Primo membro del roster ad essere presentato è Totino Melillo, che si prepara a pubblicare con l’etichetta il suo terzo disco ufficiale dopo un periodo di riflessione e una nuova fase artistica più vicina alla musica urban.

    Vierno, forma dialettale di Inverno, è un brano contemporaneo con sfumature prevalentemente Trap ed R&B. Il videoclip, seguendo un concept di toni scuri e freddi ricco di simbolismi, accompagna la tematica del pezzo che ha come messaggio principale quello di spronare nel trovare la forza di affrontare con coraggio tutte le fasi di rottura o di dolore della nostra vita – intese non solo in ambito sentimentale.

    L’artista racconta: “ L’inverno diventa una stagione psichica e Vierno rappresenta in questo modo un inverno interiore in cui guardare dentro se stessi in silenzio per raccogliere le consapevolezze maturate. L’inverno simboleggia il viaggio per rimettersi in connessione profonda con se stessi, per migliorare la propria vita e ridefinire la propria rotta armati di buoni propositi.”

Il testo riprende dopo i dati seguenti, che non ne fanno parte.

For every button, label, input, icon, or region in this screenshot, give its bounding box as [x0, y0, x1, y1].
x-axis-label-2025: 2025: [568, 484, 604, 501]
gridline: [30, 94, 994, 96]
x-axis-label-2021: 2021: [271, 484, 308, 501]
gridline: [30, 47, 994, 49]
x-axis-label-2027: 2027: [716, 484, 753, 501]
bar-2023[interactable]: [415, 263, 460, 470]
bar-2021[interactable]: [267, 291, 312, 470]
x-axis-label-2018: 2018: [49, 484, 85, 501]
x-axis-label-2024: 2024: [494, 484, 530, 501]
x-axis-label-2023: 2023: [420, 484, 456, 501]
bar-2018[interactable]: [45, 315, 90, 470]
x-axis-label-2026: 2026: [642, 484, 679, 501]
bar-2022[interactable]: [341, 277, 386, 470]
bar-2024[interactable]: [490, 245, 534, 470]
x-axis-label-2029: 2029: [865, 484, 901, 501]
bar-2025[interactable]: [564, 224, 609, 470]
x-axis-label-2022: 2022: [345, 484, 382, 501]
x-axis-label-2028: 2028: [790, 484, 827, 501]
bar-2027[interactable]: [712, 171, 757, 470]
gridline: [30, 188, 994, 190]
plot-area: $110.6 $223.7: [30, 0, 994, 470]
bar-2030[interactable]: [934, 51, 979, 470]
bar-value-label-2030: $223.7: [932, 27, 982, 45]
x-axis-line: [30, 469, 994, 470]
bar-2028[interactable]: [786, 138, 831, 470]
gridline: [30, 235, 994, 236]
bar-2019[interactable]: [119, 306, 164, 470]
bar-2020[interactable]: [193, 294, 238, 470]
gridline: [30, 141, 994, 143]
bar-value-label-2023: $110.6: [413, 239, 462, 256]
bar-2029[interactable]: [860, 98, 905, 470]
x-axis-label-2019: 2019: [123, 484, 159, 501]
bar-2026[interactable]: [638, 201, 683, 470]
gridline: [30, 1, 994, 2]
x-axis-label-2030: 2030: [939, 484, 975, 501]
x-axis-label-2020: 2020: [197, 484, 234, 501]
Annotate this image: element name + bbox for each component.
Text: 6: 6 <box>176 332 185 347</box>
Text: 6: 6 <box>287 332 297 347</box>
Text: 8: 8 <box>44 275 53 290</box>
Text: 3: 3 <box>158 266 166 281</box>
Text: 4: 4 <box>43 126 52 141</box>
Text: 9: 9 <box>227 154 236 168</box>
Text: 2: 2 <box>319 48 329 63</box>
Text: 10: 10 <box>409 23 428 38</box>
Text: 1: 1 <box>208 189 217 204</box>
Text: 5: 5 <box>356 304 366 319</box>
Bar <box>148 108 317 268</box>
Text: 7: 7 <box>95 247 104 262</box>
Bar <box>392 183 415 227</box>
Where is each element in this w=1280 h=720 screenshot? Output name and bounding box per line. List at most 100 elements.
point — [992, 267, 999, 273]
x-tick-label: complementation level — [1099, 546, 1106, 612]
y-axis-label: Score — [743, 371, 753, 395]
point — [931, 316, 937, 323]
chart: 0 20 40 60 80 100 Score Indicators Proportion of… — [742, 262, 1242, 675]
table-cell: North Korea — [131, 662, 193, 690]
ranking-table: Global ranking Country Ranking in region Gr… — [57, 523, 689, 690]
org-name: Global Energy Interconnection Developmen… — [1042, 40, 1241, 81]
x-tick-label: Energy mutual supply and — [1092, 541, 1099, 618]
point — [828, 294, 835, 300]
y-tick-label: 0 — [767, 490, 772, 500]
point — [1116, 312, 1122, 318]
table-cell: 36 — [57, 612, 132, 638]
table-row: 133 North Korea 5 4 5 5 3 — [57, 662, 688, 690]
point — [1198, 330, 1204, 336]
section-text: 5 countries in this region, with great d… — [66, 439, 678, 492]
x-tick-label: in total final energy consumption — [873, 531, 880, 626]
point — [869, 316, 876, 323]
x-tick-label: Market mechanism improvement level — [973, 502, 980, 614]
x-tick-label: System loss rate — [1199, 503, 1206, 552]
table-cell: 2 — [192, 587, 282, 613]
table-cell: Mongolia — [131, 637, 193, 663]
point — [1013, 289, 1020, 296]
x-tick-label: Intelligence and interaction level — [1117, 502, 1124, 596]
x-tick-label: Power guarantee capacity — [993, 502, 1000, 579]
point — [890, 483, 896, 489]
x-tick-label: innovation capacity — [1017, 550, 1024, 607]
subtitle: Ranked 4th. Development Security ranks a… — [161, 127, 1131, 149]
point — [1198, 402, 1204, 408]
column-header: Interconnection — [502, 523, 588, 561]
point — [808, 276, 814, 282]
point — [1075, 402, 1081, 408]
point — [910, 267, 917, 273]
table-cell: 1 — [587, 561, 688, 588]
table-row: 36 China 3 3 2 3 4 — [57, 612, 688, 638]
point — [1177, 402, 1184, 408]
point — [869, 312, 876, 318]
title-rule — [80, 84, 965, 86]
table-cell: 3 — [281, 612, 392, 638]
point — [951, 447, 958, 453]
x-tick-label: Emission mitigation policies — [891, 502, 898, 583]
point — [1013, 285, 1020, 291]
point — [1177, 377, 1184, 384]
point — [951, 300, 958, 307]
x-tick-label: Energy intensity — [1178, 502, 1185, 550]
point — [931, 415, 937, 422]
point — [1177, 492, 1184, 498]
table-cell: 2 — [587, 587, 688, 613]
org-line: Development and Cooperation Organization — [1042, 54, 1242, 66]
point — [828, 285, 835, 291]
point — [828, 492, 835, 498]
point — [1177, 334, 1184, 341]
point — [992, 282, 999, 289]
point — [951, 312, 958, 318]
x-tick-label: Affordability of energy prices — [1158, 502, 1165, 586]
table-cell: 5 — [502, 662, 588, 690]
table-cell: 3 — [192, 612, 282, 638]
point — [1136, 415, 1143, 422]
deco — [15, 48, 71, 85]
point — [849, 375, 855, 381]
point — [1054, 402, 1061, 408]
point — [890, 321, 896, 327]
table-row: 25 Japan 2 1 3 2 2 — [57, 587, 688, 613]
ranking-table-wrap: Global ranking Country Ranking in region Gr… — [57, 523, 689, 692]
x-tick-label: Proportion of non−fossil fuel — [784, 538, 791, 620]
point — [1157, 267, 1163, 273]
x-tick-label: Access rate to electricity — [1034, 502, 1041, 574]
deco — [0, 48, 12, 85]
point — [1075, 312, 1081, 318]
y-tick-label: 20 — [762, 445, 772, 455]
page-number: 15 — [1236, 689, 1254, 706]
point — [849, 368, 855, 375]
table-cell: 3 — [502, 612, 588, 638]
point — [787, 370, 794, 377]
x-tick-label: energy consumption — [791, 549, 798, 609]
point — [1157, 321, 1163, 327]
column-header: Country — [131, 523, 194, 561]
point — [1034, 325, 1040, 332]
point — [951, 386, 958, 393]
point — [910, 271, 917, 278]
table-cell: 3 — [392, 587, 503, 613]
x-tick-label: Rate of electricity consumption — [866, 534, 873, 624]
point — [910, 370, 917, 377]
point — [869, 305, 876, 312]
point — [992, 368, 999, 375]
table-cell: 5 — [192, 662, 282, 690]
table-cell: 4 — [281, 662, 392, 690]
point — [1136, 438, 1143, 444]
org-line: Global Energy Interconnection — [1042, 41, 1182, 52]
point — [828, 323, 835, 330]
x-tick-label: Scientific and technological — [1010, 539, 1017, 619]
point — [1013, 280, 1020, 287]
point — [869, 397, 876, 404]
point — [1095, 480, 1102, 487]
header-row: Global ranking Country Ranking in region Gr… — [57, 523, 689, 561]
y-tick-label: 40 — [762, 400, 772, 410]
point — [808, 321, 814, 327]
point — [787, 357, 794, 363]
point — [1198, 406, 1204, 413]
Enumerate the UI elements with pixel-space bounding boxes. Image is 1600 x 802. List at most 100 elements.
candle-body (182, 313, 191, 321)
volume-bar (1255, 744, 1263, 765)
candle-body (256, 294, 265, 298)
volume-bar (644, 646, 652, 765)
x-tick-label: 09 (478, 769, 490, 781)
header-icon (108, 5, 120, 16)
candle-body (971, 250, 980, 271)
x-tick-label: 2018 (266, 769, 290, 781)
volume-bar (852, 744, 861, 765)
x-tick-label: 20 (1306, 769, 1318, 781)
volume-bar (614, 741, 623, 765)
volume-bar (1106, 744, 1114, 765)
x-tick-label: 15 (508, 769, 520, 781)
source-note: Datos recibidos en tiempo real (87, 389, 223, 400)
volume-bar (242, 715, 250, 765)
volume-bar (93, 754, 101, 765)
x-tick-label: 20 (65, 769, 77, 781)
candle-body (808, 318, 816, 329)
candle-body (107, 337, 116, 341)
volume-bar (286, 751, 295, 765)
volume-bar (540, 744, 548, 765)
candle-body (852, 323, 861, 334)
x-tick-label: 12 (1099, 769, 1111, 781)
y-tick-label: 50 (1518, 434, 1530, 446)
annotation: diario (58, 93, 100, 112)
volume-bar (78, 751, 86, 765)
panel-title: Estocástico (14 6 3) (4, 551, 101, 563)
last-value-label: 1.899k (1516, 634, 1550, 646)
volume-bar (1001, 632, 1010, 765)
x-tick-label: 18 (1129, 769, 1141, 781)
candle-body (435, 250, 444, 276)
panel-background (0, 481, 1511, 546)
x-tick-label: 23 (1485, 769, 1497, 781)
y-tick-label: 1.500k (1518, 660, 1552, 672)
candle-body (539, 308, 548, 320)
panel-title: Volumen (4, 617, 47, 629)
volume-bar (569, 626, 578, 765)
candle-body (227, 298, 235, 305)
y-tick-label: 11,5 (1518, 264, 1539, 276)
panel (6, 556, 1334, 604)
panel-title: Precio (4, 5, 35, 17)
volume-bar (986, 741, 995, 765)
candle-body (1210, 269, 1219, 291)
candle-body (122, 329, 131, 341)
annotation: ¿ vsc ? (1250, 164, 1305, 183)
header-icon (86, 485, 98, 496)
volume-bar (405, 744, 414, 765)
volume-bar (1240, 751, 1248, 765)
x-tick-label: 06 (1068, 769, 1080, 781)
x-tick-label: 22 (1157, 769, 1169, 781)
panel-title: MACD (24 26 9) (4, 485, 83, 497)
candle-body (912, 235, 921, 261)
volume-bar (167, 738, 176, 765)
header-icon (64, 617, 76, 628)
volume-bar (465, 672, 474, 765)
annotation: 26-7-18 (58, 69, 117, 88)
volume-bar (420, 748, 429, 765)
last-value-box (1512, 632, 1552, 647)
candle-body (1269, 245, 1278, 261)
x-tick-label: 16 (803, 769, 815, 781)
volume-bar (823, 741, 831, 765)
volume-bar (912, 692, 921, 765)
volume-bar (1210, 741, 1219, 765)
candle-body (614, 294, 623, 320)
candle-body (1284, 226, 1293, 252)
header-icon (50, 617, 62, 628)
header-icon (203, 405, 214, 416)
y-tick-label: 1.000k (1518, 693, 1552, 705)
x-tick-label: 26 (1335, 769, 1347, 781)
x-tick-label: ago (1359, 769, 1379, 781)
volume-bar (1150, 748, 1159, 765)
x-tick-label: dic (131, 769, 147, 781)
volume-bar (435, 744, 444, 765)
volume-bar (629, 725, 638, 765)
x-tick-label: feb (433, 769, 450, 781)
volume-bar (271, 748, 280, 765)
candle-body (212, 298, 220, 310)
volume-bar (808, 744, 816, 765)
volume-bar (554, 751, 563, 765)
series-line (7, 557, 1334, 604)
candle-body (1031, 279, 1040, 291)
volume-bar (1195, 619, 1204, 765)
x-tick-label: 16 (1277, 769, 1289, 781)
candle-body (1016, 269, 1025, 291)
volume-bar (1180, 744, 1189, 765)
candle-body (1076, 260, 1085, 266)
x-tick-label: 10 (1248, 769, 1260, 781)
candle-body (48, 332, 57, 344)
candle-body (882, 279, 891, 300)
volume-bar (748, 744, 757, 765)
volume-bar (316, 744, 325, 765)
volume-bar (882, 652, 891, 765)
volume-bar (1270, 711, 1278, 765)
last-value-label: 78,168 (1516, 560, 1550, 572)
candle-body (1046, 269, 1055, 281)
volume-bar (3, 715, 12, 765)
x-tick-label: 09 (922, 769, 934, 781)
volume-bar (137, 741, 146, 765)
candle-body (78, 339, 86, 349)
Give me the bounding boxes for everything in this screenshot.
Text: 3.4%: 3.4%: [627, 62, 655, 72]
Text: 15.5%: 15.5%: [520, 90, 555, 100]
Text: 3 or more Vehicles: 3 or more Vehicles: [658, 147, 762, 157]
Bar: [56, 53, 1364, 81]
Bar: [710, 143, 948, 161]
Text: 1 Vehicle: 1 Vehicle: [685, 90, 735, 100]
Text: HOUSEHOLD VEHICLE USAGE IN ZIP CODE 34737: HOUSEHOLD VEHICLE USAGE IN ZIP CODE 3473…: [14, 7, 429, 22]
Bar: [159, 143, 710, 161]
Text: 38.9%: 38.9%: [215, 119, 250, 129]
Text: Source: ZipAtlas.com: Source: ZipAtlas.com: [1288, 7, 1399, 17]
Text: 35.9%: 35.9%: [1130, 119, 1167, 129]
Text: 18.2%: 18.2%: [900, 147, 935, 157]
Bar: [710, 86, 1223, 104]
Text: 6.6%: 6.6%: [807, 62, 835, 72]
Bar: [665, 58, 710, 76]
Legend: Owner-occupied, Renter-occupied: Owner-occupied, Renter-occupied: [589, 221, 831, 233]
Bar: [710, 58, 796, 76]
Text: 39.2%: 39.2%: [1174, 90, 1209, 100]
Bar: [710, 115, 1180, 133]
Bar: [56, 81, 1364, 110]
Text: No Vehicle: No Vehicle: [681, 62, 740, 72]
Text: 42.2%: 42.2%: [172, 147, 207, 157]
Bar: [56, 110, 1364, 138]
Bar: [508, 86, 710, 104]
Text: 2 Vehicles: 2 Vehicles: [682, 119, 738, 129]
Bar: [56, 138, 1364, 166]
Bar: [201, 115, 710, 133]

    Totino Melillo è un artista che da oltre 10 anni porta avanti il suo progetto solista che lo ha visto esibirsi su innumerevoli palchi del territorio campano e incidere due album: “Ce penza o’ core” e il più recente nel 2018, “Cagna stu disco”
Fin da piccolo nutre una profonda passione per il canto, che lo porta ad approfondire le sue competenze studiando a Napoli per tre anni e successivamente a concretizzare primi sogni e ambizioni di gioventù.

    Totino unisce alle splendide doti canore, semplicità e tenacia tipiche di un ragazzo vivace di provincia, gli piace esplorare al di fuori della sua zona di comfort e non rimanere fermo negli standard di genere musicale.
Motivazioni queste, che lo spingono ad iscriversi al conservatorio e a decidere di lavorare al suo nuovo album con persone e metodiche totalmente diverse dai lavori precedenti.
    Totino non ama di certo stare fermo ad aspettare, gli piace muoversi, sperimentare, cercare sonorità e vibrazioni nuove.
Totino al momento sta correndo, è l’unico modo che conosce per sentirsi libero, lasciateglielo fare, anche se forse non sa bene dove arriverà, ma conta poco, Totino deve correre, perchè fermo proprio non sa stare!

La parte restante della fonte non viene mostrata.